Abstract

The overall aim of this book is to outline and discuss ideas, methods and tools that will aid understanding of how context and decision-maker behaviour affect child welfare and protection and how such understanding might lead to improvements in such decision-making. It builds on a special issue of the journal Child Abuse and Neglect which was edited by four of the editors of this book in 2015 (Fluke et al., 2015).
The book draws heavily on the psychology of decision-making research literature together with research on decision making in child welfare and protection and is intended for academic researchers and graduate students in social work, psychology, pedagogy and related disciplines such as behavioural economics.

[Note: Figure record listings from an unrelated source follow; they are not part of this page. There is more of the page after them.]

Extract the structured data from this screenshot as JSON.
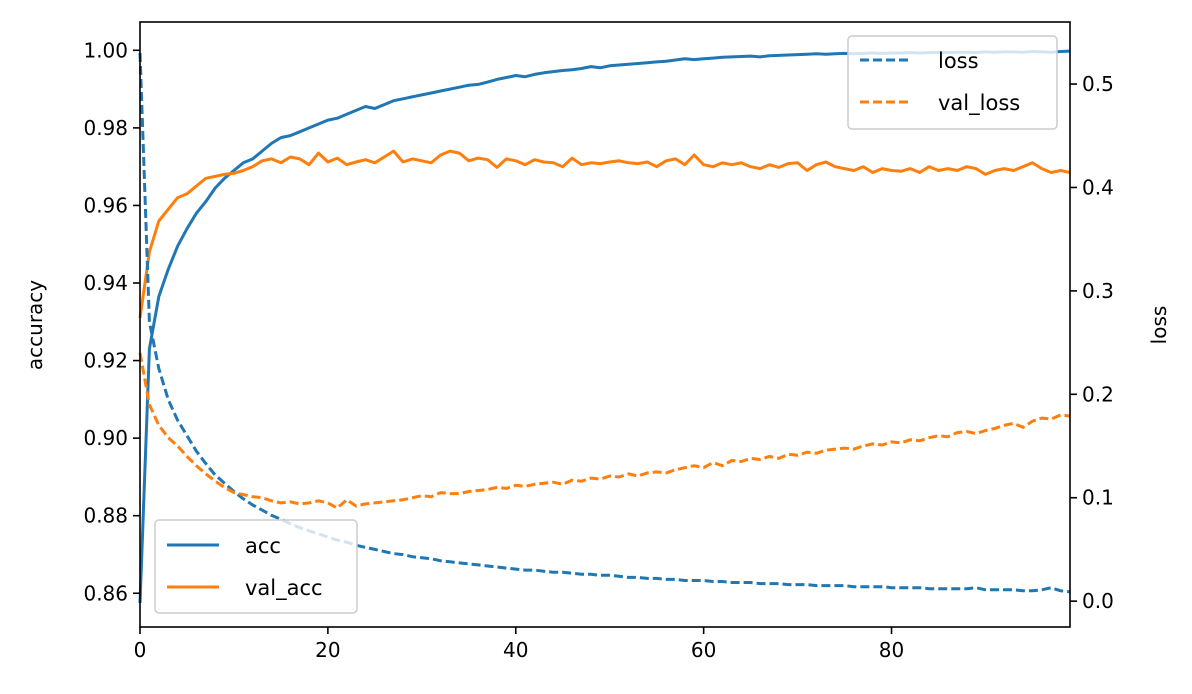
{
  "chart_data": {
    "type": "line",
    "xlim": [
      0,
      99
    ],
    "x_ticks": [
      0,
      20,
      40,
      60,
      80
    ],
    "left_axis": {
      "label": "accuracy",
      "lim": [
        0.8513,
        1.0073
      ],
      "ticks": [
        "0.86",
        "0.88",
        "0.90",
        "0.92",
        "0.94",
        "0.96",
        "0.98",
        "1.00"
      ]
    },
    "right_axis": {
      "label": "loss",
      "lim": [
        -0.025,
        0.56
      ],
      "ticks": [
        "0.0",
        "0.1",
        "0.2",
        "0.3",
        "0.4",
        "0.5"
      ]
    },
    "series": [
      {
        "name": "acc",
        "axis": "left",
        "style": "solid",
        "color": "#1f77b4",
        "values": [
          0.8575,
          0.923,
          0.9365,
          0.9435,
          0.9495,
          0.954,
          0.958,
          0.961,
          0.9645,
          0.967,
          0.969,
          0.971,
          0.972,
          0.974,
          0.976,
          0.9775,
          0.978,
          0.979,
          0.98,
          0.981,
          0.982,
          0.9825,
          0.9835,
          0.9845,
          0.9855,
          0.985,
          0.986,
          0.987,
          0.9875,
          0.988,
          0.9885,
          0.989,
          0.9895,
          0.99,
          0.9905,
          0.991,
          0.9912,
          0.9918,
          0.9925,
          0.993,
          0.9935,
          0.9932,
          0.9938,
          0.9942,
          0.9945,
          0.9948,
          0.995,
          0.9953,
          0.9958,
          0.9955,
          0.996,
          0.9962,
          0.9964,
          0.9966,
          0.9968,
          0.997,
          0.9972,
          0.9975,
          0.9978,
          0.9976,
          0.9978,
          0.998,
          0.9982,
          0.9983,
          0.9984,
          0.9985,
          0.9983,
          0.9986,
          0.9987,
          0.9988,
          0.9989,
          0.999,
          0.9991,
          0.999,
          0.9991,
          0.9992,
          0.9991,
          0.9992,
          0.9993,
          0.9992,
          0.9993,
          0.9993,
          0.9994,
          0.9993,
          0.9994,
          0.9995,
          0.9994,
          0.9995,
          0.9995,
          0.9994,
          0.9996,
          0.9995,
          0.9996,
          0.9996,
          0.9995,
          0.9997,
          0.9996,
          0.9995,
          0.9997,
          0.9998
        ]
      },
      {
        "name": "val_acc",
        "axis": "left",
        "style": "solid",
        "color": "#ff7f0e",
        "values": [
          0.931,
          0.948,
          0.956,
          0.959,
          0.962,
          0.963,
          0.965,
          0.967,
          0.9675,
          0.968,
          0.9683,
          0.969,
          0.97,
          0.9715,
          0.972,
          0.971,
          0.9725,
          0.972,
          0.9705,
          0.9735,
          0.9712,
          0.9722,
          0.9705,
          0.9712,
          0.9718,
          0.971,
          0.9725,
          0.974,
          0.9712,
          0.972,
          0.9715,
          0.971,
          0.973,
          0.974,
          0.9735,
          0.9715,
          0.9722,
          0.9718,
          0.9698,
          0.972,
          0.9715,
          0.9705,
          0.9718,
          0.9712,
          0.971,
          0.97,
          0.9722,
          0.9705,
          0.971,
          0.9708,
          0.9712,
          0.9715,
          0.971,
          0.9708,
          0.9712,
          0.97,
          0.9715,
          0.972,
          0.9705,
          0.973,
          0.9705,
          0.97,
          0.971,
          0.9705,
          0.971,
          0.97,
          0.9695,
          0.9705,
          0.9698,
          0.9708,
          0.971,
          0.969,
          0.9705,
          0.9712,
          0.97,
          0.9695,
          0.969,
          0.97,
          0.9685,
          0.9695,
          0.969,
          0.9688,
          0.9695,
          0.9685,
          0.97,
          0.969,
          0.9695,
          0.969,
          0.97,
          0.9695,
          0.968,
          0.969,
          0.9695,
          0.969,
          0.97,
          0.971,
          0.9695,
          0.9685,
          0.969,
          0.9685
        ]
      },
      {
        "name": "loss",
        "axis": "right",
        "style": "dashed",
        "color": "#1f77b4",
        "values": [
          0.53,
          0.27,
          0.225,
          0.195,
          0.175,
          0.16,
          0.145,
          0.133,
          0.122,
          0.114,
          0.106,
          0.099,
          0.093,
          0.088,
          0.083,
          0.079,
          0.075,
          0.071,
          0.068,
          0.065,
          0.062,
          0.059,
          0.057,
          0.054,
          0.052,
          0.05,
          0.048,
          0.046,
          0.045,
          0.043,
          0.042,
          0.041,
          0.039,
          0.038,
          0.037,
          0.036,
          0.035,
          0.034,
          0.033,
          0.032,
          0.031,
          0.03,
          0.03,
          0.029,
          0.028,
          0.028,
          0.027,
          0.026,
          0.026,
          0.025,
          0.025,
          0.024,
          0.023,
          0.023,
          0.022,
          0.022,
          0.021,
          0.021,
          0.02,
          0.02,
          0.02,
          0.019,
          0.019,
          0.018,
          0.018,
          0.018,
          0.017,
          0.017,
          0.017,
          0.016,
          0.016,
          0.016,
          0.015,
          0.015,
          0.015,
          0.015,
          0.014,
          0.014,
          0.014,
          0.014,
          0.013,
          0.013,
          0.013,
          0.013,
          0.012,
          0.012,
          0.012,
          0.012,
          0.012,
          0.013,
          0.011,
          0.011,
          0.011,
          0.011,
          0.01,
          0.01,
          0.011,
          0.013,
          0.01,
          0.009
        ]
      },
      {
        "name": "val_loss",
        "axis": "right",
        "style": "dashed",
        "color": "#ff7f0e",
        "values": [
          0.24,
          0.19,
          0.17,
          0.158,
          0.15,
          0.14,
          0.131,
          0.123,
          0.116,
          0.11,
          0.105,
          0.103,
          0.101,
          0.1,
          0.097,
          0.095,
          0.096,
          0.094,
          0.095,
          0.097,
          0.095,
          0.09,
          0.098,
          0.092,
          0.094,
          0.095,
          0.096,
          0.097,
          0.098,
          0.1,
          0.102,
          0.101,
          0.105,
          0.104,
          0.104,
          0.106,
          0.107,
          0.108,
          0.11,
          0.109,
          0.112,
          0.111,
          0.113,
          0.114,
          0.115,
          0.113,
          0.117,
          0.116,
          0.119,
          0.118,
          0.121,
          0.12,
          0.123,
          0.121,
          0.124,
          0.125,
          0.124,
          0.127,
          0.129,
          0.131,
          0.129,
          0.134,
          0.131,
          0.136,
          0.135,
          0.138,
          0.137,
          0.14,
          0.138,
          0.142,
          0.141,
          0.144,
          0.143,
          0.146,
          0.147,
          0.148,
          0.147,
          0.15,
          0.152,
          0.151,
          0.154,
          0.153,
          0.156,
          0.155,
          0.158,
          0.16,
          0.159,
          0.163,
          0.164,
          0.162,
          0.165,
          0.167,
          0.17,
          0.172,
          0.168,
          0.174,
          0.177,
          0.176,
          0.18,
          0.179
        ]
      }
    ],
    "legends": [
      {
        "position": "upper-right",
        "entries": [
          "loss",
          "val_loss"
        ]
      },
      {
        "position": "lower-left",
        "entries": [
          "acc",
          "val_acc"
        ]
      }
    ],
    "grid": false
  }
}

It consists of fourteen chapters which are divided into five parts: (1) Frameworks and models in decision-making and judgment in child welfare and protection (2 chapters); (2) Methodology for the study of decision-making in child welfare and protection (2 chapters); (3) Ecological models of decision-making in child welfare and protection (6 chapters); (4) Decision-making in child welfare and protection practice(3 chapters); and (5) Future directions: implications for policy, practice and research (1 chapter written by the editors).
The book demonstrates that interest in this area and the amount of research and publications has increased considerably over the past few years. It also demonstrates that the focus of attention has moved on from being almost exclusively focused on assessment to a a wider concern with the ways that policies, biases, attitudes, and beliefs operate to create considerable variability in decision-making throughout the different systems of service delivery. It is the variability which is both of central interest and which has also acted to generate interest in this area of research. For an important feature of child welfare and protection systems is their variability when comparing countries, counties and even within local authorities, as has been noted for many years (for example Packman, 1968). As these chapters demonstrate there are many reasons for variability in decision-making, including variability between different caseworkers. Some of the causes of variability will be important and necessary because they reflect the particular context in which the decisions are made. However, the researchers here are keen to advance our ‘scientific exploration of sources of systematic variability’ (p. 302) in order to inform when variability is the appropriate response to differences in context and when it may be due to a lack of systematic use of information by practitioners, or to identify any other unwanted sources of variability.
The book provides a very useful and up to date overview of research and thinking in this area and one which is likely to witness further development over the next few years. However, the area is complex and some of it a little specialist and technical and the gaps in knowledge are still significant, so that, as the editors recognise, further work is needed. What seems to be lacking in the book is any serious engagement with some of the more sociological work on how decisions are made in child protection and their implications for children, parents, policy and practice (for example Dingwall et al., 1983; Fong, 2020). Such approaches adopt a range of different methodological approaches and would bring an added richness to our understanding.